I have all state also. but their insurance is based on uber at $1000 and Lyft at $2500 if uber goes up so will our policies.


----------



## NicFit (Jan 18, 2020)

islanddriver said:


> I have all state also. but their insurance is based on uber at $1000 and Lyft at $2500 if uber goes up so will our policies.


Since Lyft is already at $2500 do you really think they'll raise the rates?


----------



## islanddriver (Apr 6, 2018)

NicFit said:


> Since Lyft is already at $2500 do you really think they'll raise the rates?


Yes to $2000. It would say them a lot of money on insurance and cost us more.


----------



## NicFit (Jan 18, 2020)

islanddriver said:


> Yes to $2000. It would say them a lot of money on insurance and cost us more.

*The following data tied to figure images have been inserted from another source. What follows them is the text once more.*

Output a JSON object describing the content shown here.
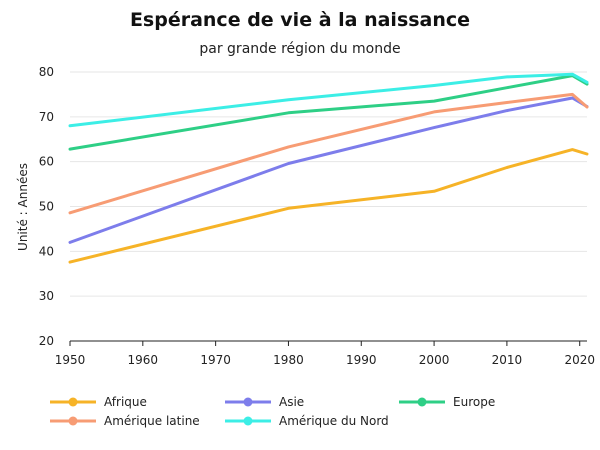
{
  "chart_data": {
    "type": "line",
    "title": "Espérance de vie à la naissance",
    "subtitle": "par grande région du monde",
    "xlabel": "",
    "ylabel": "Unité : Années",
    "xlim": [
      1950,
      2021
    ],
    "ylim": [
      20,
      80
    ],
    "xticks": [
      1950,
      1960,
      1970,
      1980,
      1990,
      2000,
      2010,
      2020
    ],
    "yticks": [
      20,
      30,
      40,
      50,
      60,
      70,
      80
    ],
    "grid": true,
    "legend_position": "bottom",
    "x": [
      1950,
      1980,
      2000,
      2010,
      2019,
      2021
    ],
    "series": [
      {
        "name": "Afrique",
        "color": "#F6B327",
        "values": [
          37.6,
          49.6,
          53.4,
          58.7,
          62.7,
          61.7
        ]
      },
      {
        "name": "Asie",
        "color": "#7D7DEB",
        "values": [
          42.0,
          59.6,
          67.6,
          71.4,
          74.2,
          72.3
        ]
      },
      {
        "name": "Europe",
        "color": "#2ECF86",
        "values": [
          62.8,
          70.9,
          73.5,
          76.5,
          79.2,
          77.3
        ]
      },
      {
        "name": "Amérique latine",
        "color": "#F79C74",
        "values": [
          48.6,
          63.3,
          71.1,
          73.2,
          75.0,
          72.2
        ]
      },
      {
        "name": "Amérique du Nord",
        "color": "#3CEEE6",
        "values": [
          68.0,
          73.8,
          77.0,
          78.9,
          79.5,
          77.7
        ]
      }
    ]
  }
}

I just don't see it affecting our Allstate rideshare by anything, they don't ask what rideshare company we drive for so they go by the assumption that it could cost them $2500 but even if it did change it can't be much, I pay $15 every 6 months and since I already pay for the $500 deductible they just don't adjust anything else


----------



## islanddriver (Apr 6, 2018)

NicFit said:


> I just don't see it affecting our Allstate rideshare by anything, they don't ask what rideshare company we drive for so they go by the assumption that it could cost them $2500 but even if it did change it can't be much, I pay $15 every 6 months and since I already pay for the $500 deductible they just don't adjust anything else


$15 every 6 months is great. Here it's $35 per month


----------



## NicFit (Jan 18, 2020)

islanddriver said:


> $15 every 6 months is great. Here it's $35 per month


Different states have different rules, I think you have to pay more because you have a borderline commercial insurance, my is regular insurance with a clause that I can do rideshare. I think your insurance has to cover a lot more then mine does so it's higher, though it stands to be unchanged by the deductible changing slightly because you don't say who your driving for but just that your driving for someone. If they start asking who then there could be a change, if not then as long as both don't raise above $2500 then you shouldn't see a change in your insurance


----------